Si la société civile est tout ce qui n’est pas Etat ou parti politique, cela signifie-t-il que tout militant ou responsable d’un parti politique, tout agent d’un Etat ou disposant d’une certaine autorité ne saurait, en aucun cas, faire partie de la société civile ? Par exemple un militant ou un responsable d’un parti politique peut-il être membre ou responsable d’un syndicat ? Un responsable étatique peut-il  être membre d’une association ou d’une organisation dont la vocation est précisément de défendre les citoyens contre les abus de ce même Etat (ou d’un parti politique au pouvoir) ?

A ces questions, nous répondons par l’affirmative: un militant ou un responsable de parti politique (ou d’une structure étatique) peut, tout à la fois, être un militant ou un responsable syndical et, dans ce cadre, participer à des mouvements allant à l’encontre de son propre parti (si celui-ci est au pouvoir). Tout dépend de son niveau d’intervention, il convient de définir celui-ci avec netteté afin qu’il n’y ait pas confusion des rôles.

Le militant ou le responsable politique (ou administratif) doit en effet seulement éviter de faire l’amalgame entre son parti (ou l’Etat) et le syndicat au sein duquel il se voit confier un rôle.

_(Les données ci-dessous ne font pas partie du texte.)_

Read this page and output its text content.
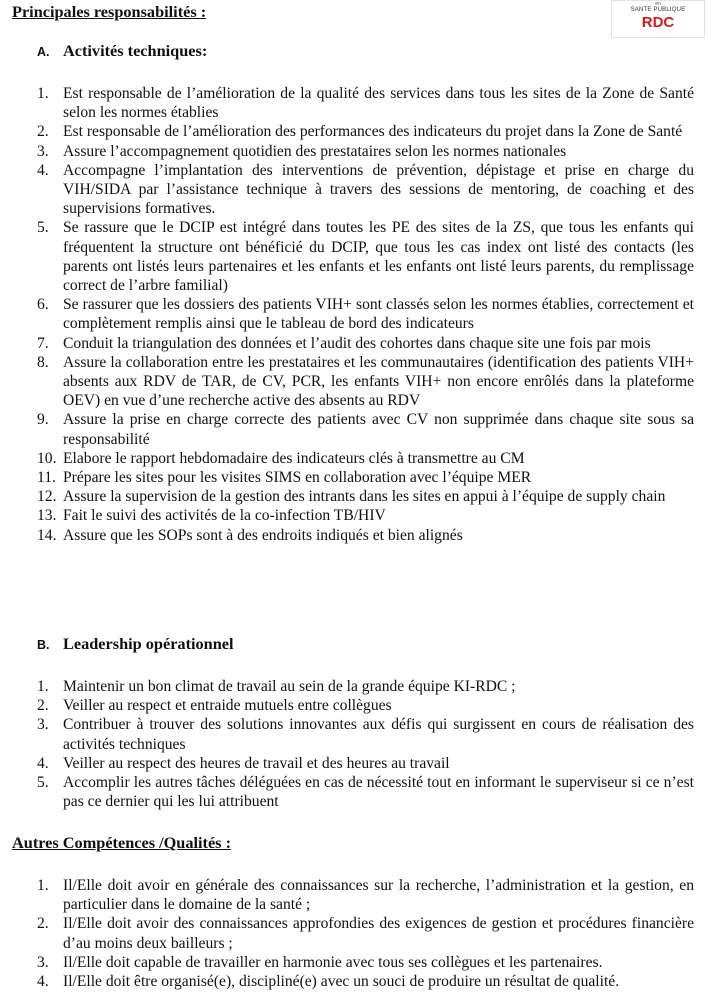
en
SANTE PUBLIQUE
RDC
Principales responsabilités :
A. Activités techniques:
1. Est responsable de l’amélioration de la qualité des services dans tous les sites de la Zone de Santé selon les normes établies
2. Est responsable de l’amélioration des performances des indicateurs du projet dans la Zone de Santé
3. Assure l’accompagnement quotidien des prestataires selon les normes nationales
4. Accompagne l’implantation des interventions de prévention, dépistage et prise en charge du VIH/SIDA par l’assistance technique à travers des sessions de mentoring, de coaching et des supervisions formatives.
5. Se rassure que le DCIP est intégré dans toutes les PE des sites de la ZS, que tous les enfants qui fréquentent la structure ont bénéficié du DCIP, que tous les cas index ont listé des contacts (les parents ont listés leurs partenaires et les enfants et les enfants ont listé leurs parents, du remplissage correct de l’arbre familial)
6. Se rassurer que les dossiers des patients VIH+ sont classés selon les normes établies, correctement et complètement remplis ainsi que le tableau de bord des indicateurs
7. Conduit la triangulation des données et l’audit des cohortes dans chaque site une fois par mois
8. Assure la collaboration entre les prestataires et les communautaires (identification des patients VIH+ absents aux RDV de TAR, de CV, PCR, les enfants VIH+ non encore enrôlés dans la plateforme OEV) en vue d’une recherche active des absents au RDV
9. Assure la prise en charge correcte des patients avec CV non supprimée dans chaque site sous sa responsabilité
10. Elabore le rapport hebdomadaire des indicateurs clés à transmettre au CM
11. Prépare les sites pour les visites SIMS en collaboration avec l’équipe MER
12. Assure la supervision de la gestion des intrants dans les sites en appui à l’équipe de supply chain
13. Fait le suivi des activités de la co-infection TB/HIV
14. Assure que les SOPs sont à des endroits indiqués et bien alignés
B. Leadership opérationnel
1. Maintenir un bon climat de travail au sein de la grande équipe KI-RDC ;
2. Veiller au respect et entraide mutuels entre collègues
3. Contribuer à trouver des solutions innovantes aux défis qui surgissent en cours de réalisation des activités techniques
4. Veiller au respect des heures de travail et des heures au travail
5. Accomplir les autres tâches déléguées en cas de nécessité tout en informant le superviseur si ce n’est pas ce dernier qui les lui attribuent
Autres Compétences /Qualités :
1. Il/Elle doit avoir en générale des connaissances sur la recherche, l’administration et la gestion, en particulier dans le domaine de la santé ;
2. Il/Elle doit avoir des connaissances approfondies des exigences de gestion et procédures financière d’au moins deux bailleurs ;
3. Il/Elle doit capable de travailler en harmonie avec tous ses collègues et les partenaires.
4. Il/Elle doit être organisé(e), discipliné(e) avec un souci de produire un résultat de qualité.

La confusion tient au fait que l’on continue à définir, dans nombre de pays d’Afrique (et à l’instar des anciens pays de l’Est ou des régimes à parti unique), les syndicats comme des «courroies de transmission» entre le Parti (l’Etat) et les travailleurs. C’est le cas des syndicats affiliés au pouvoir comme ceux Maliens, Sénégalais ou Ivoiriens.

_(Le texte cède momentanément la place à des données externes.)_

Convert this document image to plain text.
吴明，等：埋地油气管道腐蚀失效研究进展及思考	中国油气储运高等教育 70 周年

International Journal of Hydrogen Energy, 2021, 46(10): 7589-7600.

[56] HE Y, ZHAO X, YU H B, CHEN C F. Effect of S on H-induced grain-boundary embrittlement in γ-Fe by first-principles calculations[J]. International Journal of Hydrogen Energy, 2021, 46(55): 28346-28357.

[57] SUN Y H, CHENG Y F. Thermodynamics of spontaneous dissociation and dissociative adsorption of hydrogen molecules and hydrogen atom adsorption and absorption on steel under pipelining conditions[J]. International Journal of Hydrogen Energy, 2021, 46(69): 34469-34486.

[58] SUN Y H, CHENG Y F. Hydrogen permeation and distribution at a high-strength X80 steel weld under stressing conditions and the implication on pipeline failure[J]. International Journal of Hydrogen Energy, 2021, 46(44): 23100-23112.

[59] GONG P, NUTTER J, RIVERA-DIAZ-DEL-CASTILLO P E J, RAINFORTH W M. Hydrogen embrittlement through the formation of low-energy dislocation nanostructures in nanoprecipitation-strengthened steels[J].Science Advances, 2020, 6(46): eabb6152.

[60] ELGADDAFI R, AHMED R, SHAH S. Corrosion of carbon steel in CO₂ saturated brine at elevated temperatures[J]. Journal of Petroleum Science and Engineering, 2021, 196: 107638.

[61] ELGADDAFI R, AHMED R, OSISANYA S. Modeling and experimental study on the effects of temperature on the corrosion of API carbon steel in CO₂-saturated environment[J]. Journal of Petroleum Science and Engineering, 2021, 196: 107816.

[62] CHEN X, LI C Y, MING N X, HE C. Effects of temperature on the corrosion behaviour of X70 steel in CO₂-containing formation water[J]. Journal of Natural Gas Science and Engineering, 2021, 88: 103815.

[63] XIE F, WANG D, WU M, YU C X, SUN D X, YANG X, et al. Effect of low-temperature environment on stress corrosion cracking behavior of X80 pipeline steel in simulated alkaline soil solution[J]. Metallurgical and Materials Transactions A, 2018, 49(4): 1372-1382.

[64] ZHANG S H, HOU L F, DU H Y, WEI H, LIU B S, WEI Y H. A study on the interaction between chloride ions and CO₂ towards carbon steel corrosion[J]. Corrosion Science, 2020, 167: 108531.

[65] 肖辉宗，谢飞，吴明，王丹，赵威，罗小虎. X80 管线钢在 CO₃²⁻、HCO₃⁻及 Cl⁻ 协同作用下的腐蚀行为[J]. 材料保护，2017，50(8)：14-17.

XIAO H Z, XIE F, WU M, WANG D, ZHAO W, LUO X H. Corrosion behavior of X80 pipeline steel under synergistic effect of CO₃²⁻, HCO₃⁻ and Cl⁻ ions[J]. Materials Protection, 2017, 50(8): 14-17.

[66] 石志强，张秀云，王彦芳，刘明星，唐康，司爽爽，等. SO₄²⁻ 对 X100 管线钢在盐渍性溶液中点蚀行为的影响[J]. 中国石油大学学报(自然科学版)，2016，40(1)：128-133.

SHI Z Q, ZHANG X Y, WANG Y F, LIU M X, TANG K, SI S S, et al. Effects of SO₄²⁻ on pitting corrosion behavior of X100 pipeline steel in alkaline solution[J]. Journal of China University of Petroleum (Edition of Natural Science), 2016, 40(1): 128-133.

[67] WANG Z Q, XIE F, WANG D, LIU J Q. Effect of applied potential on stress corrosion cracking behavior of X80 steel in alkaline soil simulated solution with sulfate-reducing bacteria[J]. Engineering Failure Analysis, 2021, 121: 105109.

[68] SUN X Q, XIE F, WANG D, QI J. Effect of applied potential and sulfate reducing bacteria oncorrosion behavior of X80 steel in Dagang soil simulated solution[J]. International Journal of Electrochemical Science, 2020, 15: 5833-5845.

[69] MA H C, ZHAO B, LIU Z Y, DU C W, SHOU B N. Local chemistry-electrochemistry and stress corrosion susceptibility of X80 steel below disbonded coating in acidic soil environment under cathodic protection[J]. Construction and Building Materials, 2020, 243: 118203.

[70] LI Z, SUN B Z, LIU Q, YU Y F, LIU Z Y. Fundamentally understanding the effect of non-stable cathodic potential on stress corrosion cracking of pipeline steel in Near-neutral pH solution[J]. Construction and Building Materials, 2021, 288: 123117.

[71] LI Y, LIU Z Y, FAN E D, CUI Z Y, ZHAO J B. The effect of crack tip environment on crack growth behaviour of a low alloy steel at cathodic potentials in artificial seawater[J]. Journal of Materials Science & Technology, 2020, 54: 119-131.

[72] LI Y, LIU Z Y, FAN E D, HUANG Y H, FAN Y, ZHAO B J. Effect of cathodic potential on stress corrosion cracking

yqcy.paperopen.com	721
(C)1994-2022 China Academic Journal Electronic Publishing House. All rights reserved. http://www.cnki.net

Une idéologie  collaborationniste comme la théorie de la participation responsable qui avait cours dans le syndicalisme malien atteste bien de cette collusion qui existe parfois entre Parti et syndicats. Cela souligne également les risques de récupération, de manipulation qu’il y a pour la société civile dès lors qu’elle entre dans la sphère du politique.

 

Ne faisant  partie ni de l’Etat ni d’un parti politique, peut-on pour autant se réclamer automatiquement de la société civile ?

A cette question, nous répondons non. Il convient de le préciser car  enfin il est souvent arrivé que des individus aient revendiqué cette appartenance, de leur propre chef ou qu’ils aient été nommés à ce titre par des dirigeants  politiques.

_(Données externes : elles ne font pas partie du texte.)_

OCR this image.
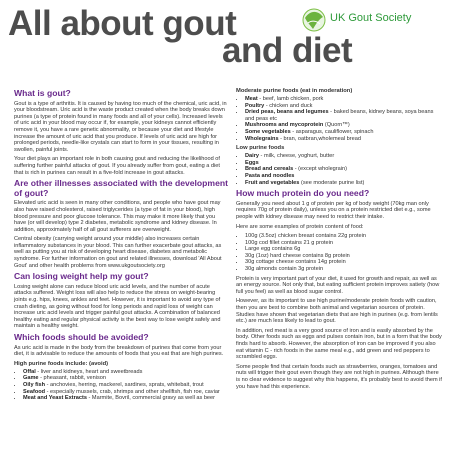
All about gout
and diet
UK Gout Society
What is gout?

Gout is a type of arthritis. It is caused by having too much of the chemical, uric acid, in your bloodstream. Uric acid is the waste product created when the body breaks down purines (a type of protein found in many foods and all of your cells). Increased levels of uric acid in your blood may occur if, for example, your kidneys cannot efficiently remove it, you have a rare genetic abnormality, or because your diet and lifestyle increase the amount of uric acid that you produce. If levels of uric acid are high for prolonged periods, needle-like crystals can start to form in your tissues, resulting in swollen, painful joints.

Your diet plays an important role in both causing gout and reducing the likelihood of suffering further painful attacks of gout. If you already suffer from gout, eating a diet that is rich in purines can result in a five-fold increase in gout attacks.

Are other illnesses associated with the development of gout?

Elevated uric acid is seen in many other conditions, and people who have gout may also have raised cholesterol, raised triglycerides (a type of fat in your blood), high blood pressure and poor glucose tolerance. This may make it more likely that you have (or will develop) type 2 diabetes, metabolic syndrome and kidney disease. In addition, approximately half of all gout sufferers are overweight.

Central obesity (carrying weight around your middle) also increases certain inflammatory substances in your blood. This can further exacerbate gout attacks, as well as putting you at risk of developing heart disease, diabetes and metabolic syndrome. For further information on gout and related illnesses, download 'All About Gout' and other health problems from www.ukgoutsociety.org

Can losing weight help my gout?

Losing weight alone can reduce blood uric acid levels, and the number of acute attacks suffered. Weight loss will also help to reduce the stress on weight-bearing joints e.g. hips, knees, ankles and feet. However, it is important to avoid any type of crash dieting, as going without food for long periods and rapid loss of weight can increase uric acid levels and trigger painful gout attacks. A combination of balanced healthy eating and regular physical activity is the best way to lose weight safely and maintain a healthy weight.

Which foods should be avoided?

As uric acid is made in the body from the breakdown of purines that come from your diet, it is advisable to reduce the amounts of foods that you eat that are high purines.

High purine foods include: (avoid)
• Offal - liver and kidneys, heart and sweetbreads
• Game - pheasant, rabbit, venison
• Oily fish - anchovies, herring, mackerel, sardines, sprats, whitebait, trout
• Seafood - especially mussels, crab, shrimps and other shellfish, fish roe, caviar
• Meat and Yeast Extracts - Marmite, Bovril, commercial gravy as well as beer
Moderate purine foods (eat in moderation)
• Meat - beef, lamb chicken, pork
• Poultry - chicken and duck
• Dried peas, beans and legumes - baked beans, kidney beans, soya beans and peas etc
• Mushrooms and mycoprotein (Quorn™)
• Some vegetables - asparagus, cauliflower, spinach
• Wholegrains - bran, oatbran,wholemeal bread
Low purine foods
• Dairy - milk, cheese, yoghurt, butter
• Eggs
• Bread and cereals - (except wholegrain)
• Pasta and noodles
• Fruit and vegetables (see moderate purine list)
How much protein do you need?

Generally you need about 1 g of protein per kg of body weight (70kg man only requires 70g of protein daily), unless you on a protein restricted diet e.g., some people with kidney disease may need to restrict their intake.

Here are some examples of protein content of food:

• 100g (3.5oz) chicken breast contains 22g protein
• 100g cod fillet contains 21 g protein
• Large egg contains 6g
• 30g (1oz) hard cheese contains 8g protein
• 30g cottage cheese contains 14g protein
• 30g almonds contain 3g protein

Protein is very important part of your diet, it used for growth and repair, as well as an energy source. Not only that, but eating sufficient protein improves satiety (how full you feel) as well as blood sugar control.

However, as its important to use high purine/moderate protein foods with caution, then you are best to combine both animal and vegetarian sources of protein. Studies have shown that vegetarian diets that are high in purines (e.g. from lentils etc.) are much less likely to lead to gout.

In addition, red meat is a very good source of iron and is easily absorbed by the body. Other foods such as eggs and pulses contain iron, but in a form that the body finds hard to absorb. However, the absorption of iron can be improved if you also eat vitamin C - rich foods in the same meal e.g., add green and red peppers to scrambled eggs.

Some people find that certain foods such as strawberries, oranges, tomatoes and nuts will trigger their gout even though they are not high in purines. Although there is no clear evidence to suggest why this happens, it's probably best to avoid them if you have had this experience.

Ces individus occupent ainsi des fonctions gouvernementales sans avoir été d’aucune façon mandatés par une quelconque structure  organisée de la société civile. Ils ne sont alors que des fantoches servant l’intérêt des gouvernants.

 

La société civile comme fonction  et non  comme entité

La société civile n’est pas une somme arithmétique d’individus. Elle n’est pas une entité, une enveloppe, un récipient où l’on peut mettre qui l’on veut. Elle est avant tout une structure organisée, autour d’opinions ou d’intérêts communs précis.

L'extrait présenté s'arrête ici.